Google contre la censure

/ le 23 octobre 2013
Une Google Map de la cyberguerre
Le géant américain dévoile plusieurs outils dédiés à contourner la censure sur le web. Où quand Google s'érige en défenseur des libertés tout en collectant sans vergogne les données des internautes.

 

Google peut-il venir à bout de la censure sur internet ? Reportage de Sébastien Sabiron :

 

Alors que François Hollande se fâche tout rouge contre Obama à propos des grandes oreilles de la NSA, Google présente son nouveau joujou extra : une carte animée qui montre en temps réel le flux des cyberattaques à travers le monde. Cliquez sur la petite flèche en bas à gauche.

Digital Attack Map © Google Ideas / Arbor Networks INC

La carte répertorie les "attaques par déni de service" (DDoS). Elles ont pour but de mettre hors ligne ou de ralentir fortement le site web visé, au point de le rendre inutilisable. Selon Google, ces attaques DDoS sont des armes de censure massive, allégrement utilisées par les régimes autoritaires.

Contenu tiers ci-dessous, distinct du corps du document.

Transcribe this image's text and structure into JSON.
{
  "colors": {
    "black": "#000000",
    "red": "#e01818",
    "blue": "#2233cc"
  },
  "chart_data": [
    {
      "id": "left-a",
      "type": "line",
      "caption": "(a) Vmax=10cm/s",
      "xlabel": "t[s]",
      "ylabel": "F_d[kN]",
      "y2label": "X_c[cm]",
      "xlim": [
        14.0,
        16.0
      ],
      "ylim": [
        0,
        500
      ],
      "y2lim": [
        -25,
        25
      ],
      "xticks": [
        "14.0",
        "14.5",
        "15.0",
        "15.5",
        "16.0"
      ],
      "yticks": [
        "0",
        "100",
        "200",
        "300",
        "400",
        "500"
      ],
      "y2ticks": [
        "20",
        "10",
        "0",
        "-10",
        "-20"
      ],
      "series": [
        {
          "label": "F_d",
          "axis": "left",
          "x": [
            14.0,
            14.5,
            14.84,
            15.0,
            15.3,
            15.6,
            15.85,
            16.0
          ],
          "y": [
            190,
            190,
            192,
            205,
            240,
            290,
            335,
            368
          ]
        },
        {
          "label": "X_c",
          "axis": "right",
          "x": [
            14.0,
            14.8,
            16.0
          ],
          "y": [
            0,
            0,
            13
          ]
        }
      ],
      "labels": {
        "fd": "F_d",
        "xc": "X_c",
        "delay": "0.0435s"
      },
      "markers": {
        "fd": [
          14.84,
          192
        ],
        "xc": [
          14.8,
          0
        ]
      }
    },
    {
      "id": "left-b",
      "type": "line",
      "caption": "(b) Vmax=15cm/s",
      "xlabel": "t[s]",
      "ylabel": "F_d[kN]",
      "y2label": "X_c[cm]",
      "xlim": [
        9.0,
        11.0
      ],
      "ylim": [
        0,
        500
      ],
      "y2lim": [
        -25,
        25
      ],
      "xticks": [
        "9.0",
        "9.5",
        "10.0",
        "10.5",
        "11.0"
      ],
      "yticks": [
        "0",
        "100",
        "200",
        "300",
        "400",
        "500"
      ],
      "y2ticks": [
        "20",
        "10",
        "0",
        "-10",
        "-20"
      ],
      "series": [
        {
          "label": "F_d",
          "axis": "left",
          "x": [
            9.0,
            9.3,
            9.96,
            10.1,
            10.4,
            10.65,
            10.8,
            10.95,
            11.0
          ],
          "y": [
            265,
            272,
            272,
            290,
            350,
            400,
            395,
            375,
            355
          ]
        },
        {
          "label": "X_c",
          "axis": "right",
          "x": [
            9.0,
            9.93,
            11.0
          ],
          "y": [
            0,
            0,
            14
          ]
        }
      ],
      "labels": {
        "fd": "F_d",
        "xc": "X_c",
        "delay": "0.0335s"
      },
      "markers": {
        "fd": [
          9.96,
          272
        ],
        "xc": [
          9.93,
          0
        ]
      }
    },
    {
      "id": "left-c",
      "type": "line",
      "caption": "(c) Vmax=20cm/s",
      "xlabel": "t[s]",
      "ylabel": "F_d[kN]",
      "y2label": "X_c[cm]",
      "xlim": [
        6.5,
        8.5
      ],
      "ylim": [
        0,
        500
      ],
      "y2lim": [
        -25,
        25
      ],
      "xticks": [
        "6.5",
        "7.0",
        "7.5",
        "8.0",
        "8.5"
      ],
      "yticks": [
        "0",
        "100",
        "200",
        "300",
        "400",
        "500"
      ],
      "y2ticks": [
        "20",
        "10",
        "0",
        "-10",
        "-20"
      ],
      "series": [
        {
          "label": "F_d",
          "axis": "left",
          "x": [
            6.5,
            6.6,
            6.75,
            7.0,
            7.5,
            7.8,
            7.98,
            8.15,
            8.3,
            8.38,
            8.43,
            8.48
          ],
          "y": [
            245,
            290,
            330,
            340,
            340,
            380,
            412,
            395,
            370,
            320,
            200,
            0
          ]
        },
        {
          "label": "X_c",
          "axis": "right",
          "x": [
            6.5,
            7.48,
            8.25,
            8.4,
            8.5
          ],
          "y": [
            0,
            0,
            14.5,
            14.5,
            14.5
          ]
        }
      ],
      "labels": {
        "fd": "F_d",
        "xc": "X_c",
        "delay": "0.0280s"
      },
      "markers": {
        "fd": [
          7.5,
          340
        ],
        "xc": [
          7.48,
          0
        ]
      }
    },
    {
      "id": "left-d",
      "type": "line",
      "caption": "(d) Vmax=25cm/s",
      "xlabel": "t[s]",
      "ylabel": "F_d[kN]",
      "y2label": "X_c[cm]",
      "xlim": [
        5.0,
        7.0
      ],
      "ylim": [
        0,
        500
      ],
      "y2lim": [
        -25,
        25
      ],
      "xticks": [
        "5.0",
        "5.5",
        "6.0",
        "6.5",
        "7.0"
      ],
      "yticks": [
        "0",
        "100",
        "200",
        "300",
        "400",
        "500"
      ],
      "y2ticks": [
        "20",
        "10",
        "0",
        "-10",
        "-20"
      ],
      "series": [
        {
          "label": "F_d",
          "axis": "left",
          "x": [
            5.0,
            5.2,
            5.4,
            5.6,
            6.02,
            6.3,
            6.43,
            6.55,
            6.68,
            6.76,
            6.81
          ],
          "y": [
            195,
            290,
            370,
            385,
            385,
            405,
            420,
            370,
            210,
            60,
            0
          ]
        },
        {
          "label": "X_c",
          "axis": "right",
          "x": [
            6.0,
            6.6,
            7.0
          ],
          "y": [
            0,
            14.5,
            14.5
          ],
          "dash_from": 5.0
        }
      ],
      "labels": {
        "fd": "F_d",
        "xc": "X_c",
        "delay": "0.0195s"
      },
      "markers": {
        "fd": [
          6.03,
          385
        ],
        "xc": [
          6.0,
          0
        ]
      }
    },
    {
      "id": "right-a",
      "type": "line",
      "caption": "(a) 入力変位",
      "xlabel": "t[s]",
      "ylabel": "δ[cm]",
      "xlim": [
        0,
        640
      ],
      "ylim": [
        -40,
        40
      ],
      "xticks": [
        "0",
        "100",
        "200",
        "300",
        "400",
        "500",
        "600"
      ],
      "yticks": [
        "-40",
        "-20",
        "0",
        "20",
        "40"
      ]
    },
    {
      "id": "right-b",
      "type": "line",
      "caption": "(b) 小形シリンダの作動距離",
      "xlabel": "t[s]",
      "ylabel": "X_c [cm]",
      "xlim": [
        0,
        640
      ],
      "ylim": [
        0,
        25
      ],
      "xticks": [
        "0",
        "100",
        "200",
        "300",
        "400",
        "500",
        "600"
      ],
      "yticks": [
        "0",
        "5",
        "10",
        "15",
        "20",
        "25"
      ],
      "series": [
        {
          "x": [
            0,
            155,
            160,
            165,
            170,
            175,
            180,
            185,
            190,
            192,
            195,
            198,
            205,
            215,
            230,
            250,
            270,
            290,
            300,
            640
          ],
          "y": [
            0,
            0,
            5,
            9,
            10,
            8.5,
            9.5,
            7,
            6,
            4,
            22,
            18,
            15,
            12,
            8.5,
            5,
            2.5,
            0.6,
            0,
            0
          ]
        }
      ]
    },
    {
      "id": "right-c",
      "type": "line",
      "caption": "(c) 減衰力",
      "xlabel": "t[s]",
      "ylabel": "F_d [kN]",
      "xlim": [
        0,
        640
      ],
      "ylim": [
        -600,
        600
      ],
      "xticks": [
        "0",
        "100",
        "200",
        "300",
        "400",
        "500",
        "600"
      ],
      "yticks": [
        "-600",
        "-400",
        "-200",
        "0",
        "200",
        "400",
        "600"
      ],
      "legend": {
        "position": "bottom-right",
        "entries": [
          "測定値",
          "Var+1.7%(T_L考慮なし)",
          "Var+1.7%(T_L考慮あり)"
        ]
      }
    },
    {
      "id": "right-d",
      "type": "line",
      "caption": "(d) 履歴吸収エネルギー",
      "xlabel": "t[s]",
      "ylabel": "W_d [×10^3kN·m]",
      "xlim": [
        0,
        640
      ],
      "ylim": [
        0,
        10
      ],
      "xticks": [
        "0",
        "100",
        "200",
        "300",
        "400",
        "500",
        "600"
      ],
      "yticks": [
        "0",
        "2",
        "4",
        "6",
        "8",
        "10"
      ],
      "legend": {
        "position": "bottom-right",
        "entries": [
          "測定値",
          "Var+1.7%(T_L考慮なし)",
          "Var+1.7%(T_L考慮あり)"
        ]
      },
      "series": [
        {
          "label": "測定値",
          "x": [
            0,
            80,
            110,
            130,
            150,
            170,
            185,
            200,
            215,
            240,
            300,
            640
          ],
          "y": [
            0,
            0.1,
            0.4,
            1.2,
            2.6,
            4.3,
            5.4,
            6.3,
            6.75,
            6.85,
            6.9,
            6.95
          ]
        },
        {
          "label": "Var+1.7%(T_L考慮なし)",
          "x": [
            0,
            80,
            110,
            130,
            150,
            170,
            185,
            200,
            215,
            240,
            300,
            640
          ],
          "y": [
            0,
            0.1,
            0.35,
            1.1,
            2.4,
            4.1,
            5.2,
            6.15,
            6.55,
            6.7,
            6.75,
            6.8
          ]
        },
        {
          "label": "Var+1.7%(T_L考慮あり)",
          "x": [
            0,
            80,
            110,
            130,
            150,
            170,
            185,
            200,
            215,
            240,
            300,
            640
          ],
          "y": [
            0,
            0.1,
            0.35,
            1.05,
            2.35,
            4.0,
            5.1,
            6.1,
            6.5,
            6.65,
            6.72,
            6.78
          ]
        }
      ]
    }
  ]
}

Les attaques par déni de service peuvent être utilisées pour empêcher la circulation d'informations importantes. Les sites couvrant les élections sont bloqués pour influencer le résultat, les sites des médias sont attaqués pour censurer des articles [...] Protéger l'accès à l'information est important pour Internet et pour la liberté d'expression.


      
Rien à redire. Sauf que Google oublie de mentionner que les attaques DDoS sont aussi utilisées par des opposants politiques comme moyen de contestation. Dans une tribune publiée par Slate en 2010 (en anglais), le chercheur biélorusse Evgeny Morozov les présentait comme une nouvelle forme de désobéissance civile.

Libertés surveillées

Si la carte de Google est à visée informative, la firme de Mountain View propose deux outils plus ambitieux. Noms de code : Project Shield et uProxy. Le premier est un bouclier contre ces fameuses attaques DDoS. Le second permet de se connecter facilement à un proxy, une passerelle qui franchit les blocages mis en place sur certains sites.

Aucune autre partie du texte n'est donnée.